A mummy’s arm. Perhaps that of a queen?

Cairo Martyr removed his shirt and carefully wrapped the arm in it. Meanwhile the Italian woman went through four or five howling spasms, shrieked her praise for the mother of God and collapsed on the ground, beginning to snore immediately. Cairo Martyr fixed another brick in the hole he had uncovered and filled the chinks around it.

Had he actually discovered a secret cache of buried pharaohs?

Indeed you have, said Menelik Ziwar, so excited he sat up in his sarcophagus to examine the arm more closely through his magnifying glass, the first time Martyr had seen him rise from his pillows since the old scholar had begun reading Strongbow’s study aloud to him fourteen years earlier.

To be exact, continued Ziwar, this belongs to a third-ranked concubine of a pharaoh by the name of Djer. Know him? No? Just as well, rather a drunken dolt. Anyway the history of the tomb is this. It became a shrine to Osiris during the XVIII Dynasty, and since then innumerable people have passed by that brick wall where you found the arm and never suspected it was there. Who was your client by the way?

An Italian woman.

Large and heavy?

Very.

Enormous buttocks?

Yes.

Wanting it in the Mediterranean manner?

Yes.

And with that massive hindside suddenly bucking against you, you had to reach out for support? Your fist smashed through a brick into the hole in the wall? That’s how you found the concubine’s arm?

Yes.

Menelik Ziwar nodded. He laughed.

What a fine headline that would make in an academic journal. Picture it in impressive type.

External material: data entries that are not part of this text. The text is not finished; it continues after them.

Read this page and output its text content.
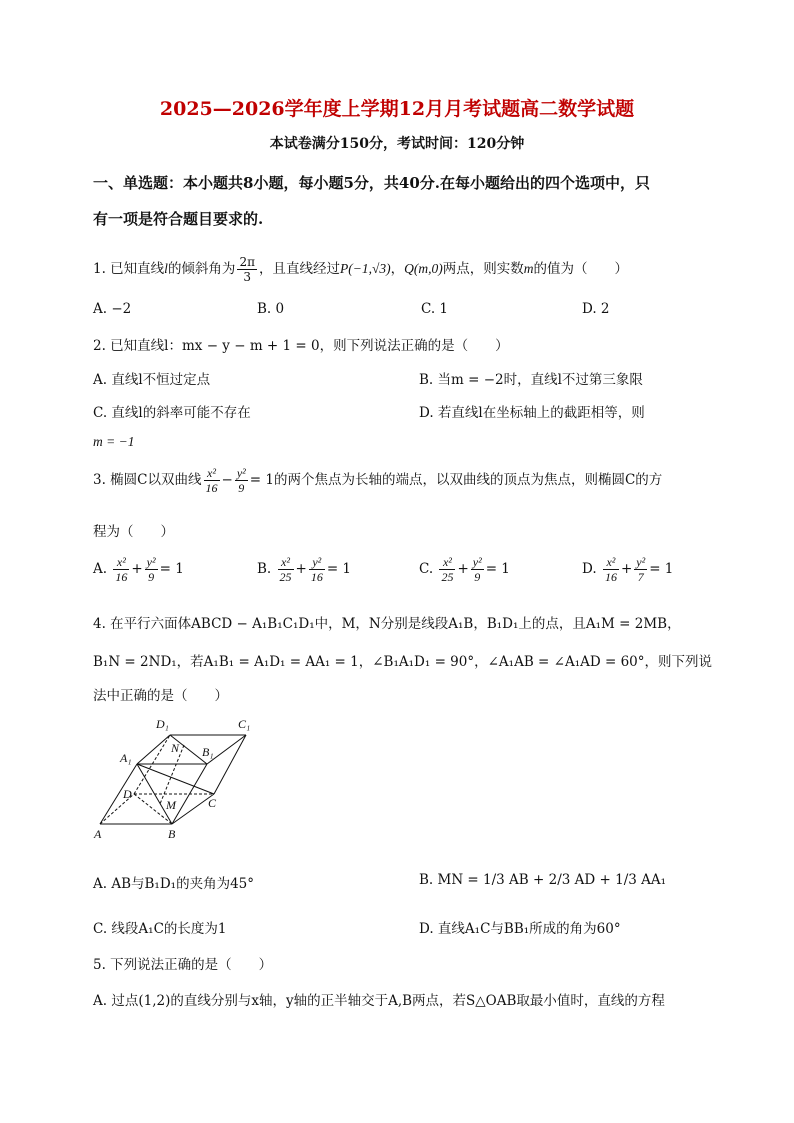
2025—2026学年度上学期12月月考试题高二数学试题
本试卷满分150分，考试时间：120分钟
一、单选题：本小题共8小题，每小题5分，共40分.在每小题给出的四个选项中，只
有一项是符合题目要求的.
1. 已知直线l的倾斜角为 $\frac{2\pi}{3}$ ，且直线经过P(−1,√3)，Q(m,0)两点，则实数m的值为（　　）
A. −2	B. 0	C. 1	D. 2
2. 已知直线l：mx − y − m + 1 = 0，则下列说法正确的是（　　）
A. 直线l不恒过定点	B. 当m = −2时，直线l不过第三象限
C. 直线l的斜率可能不存在	D. 若直线l在坐标轴上的截距相等，则
m = −1
3. 椭圆C以双曲线 $\frac{\text{x²}}{16} - \frac{\text{y²}}{9} = 1$的两个焦点为长轴的端点，以双曲线的顶点为焦点，则椭圆C的方
程为（　　）
A. $\frac{\text{x²}}{16} + \frac{\text{y²}}{9} = 1$	B. $\frac{\text{x²}}{25} + \frac{\text{y²}}{16} = 1$	C. $\frac{\text{x²}}{25} + \frac{\text{y²}}{9} = 1$	D. $\frac{\text{x²}}{16} + \frac{\text{y²}}{7} = 1$
4. 在平行六面体ABCD − A₁B₁C₁D₁中，M，N分别是线段A₁B，B₁D₁上的点，且A₁M = 2MB，
B₁N = 2ND₁，若A₁B₁ = A₁D₁ = AA₁ = 1，∠B₁A₁D₁ = 90°，∠A₁AB = ∠A₁AD = 60°，则下列说
法中正确的是（　　）
D₁	C₁
A₁
N B₁
D
M	C
A	B
A. AB与B₁D₁的夹角为45°	B. MN = 1/3 AB + 2/3 AD + 1/3 AA₁
C. 线段A₁C的长度为1	D. 直线A₁C与BB₁所成的角为60°
5. 下列说法正确的是（　　）
A. 过点(1,2)的直线分别与x轴，y轴的正半轴交于A,B两点，若S△OAB取最小值时，直线的方程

In hindside, Mediterranean manner leads to most important archeological discovery of twentieth century.

Well I congratulate that heavy Italian woman. She’s proved my theory.

She has?

Yes. You see the mummies of Djer and his women have never been found. Now that shrine to Osiris is of no interest to us. What is of interest is that around 1300
B.C.
grave-robbing was becoming such a problem that the high priests had to take steps, because without his mummy a pharaoh’s not a god, he’s nothing. So they gathered up all the mummies they could and carried them off for reinterment to a secret chamber they’d dug across from Thebes, the present home of our missing mummies. That was my theory and now it’s been proved correct.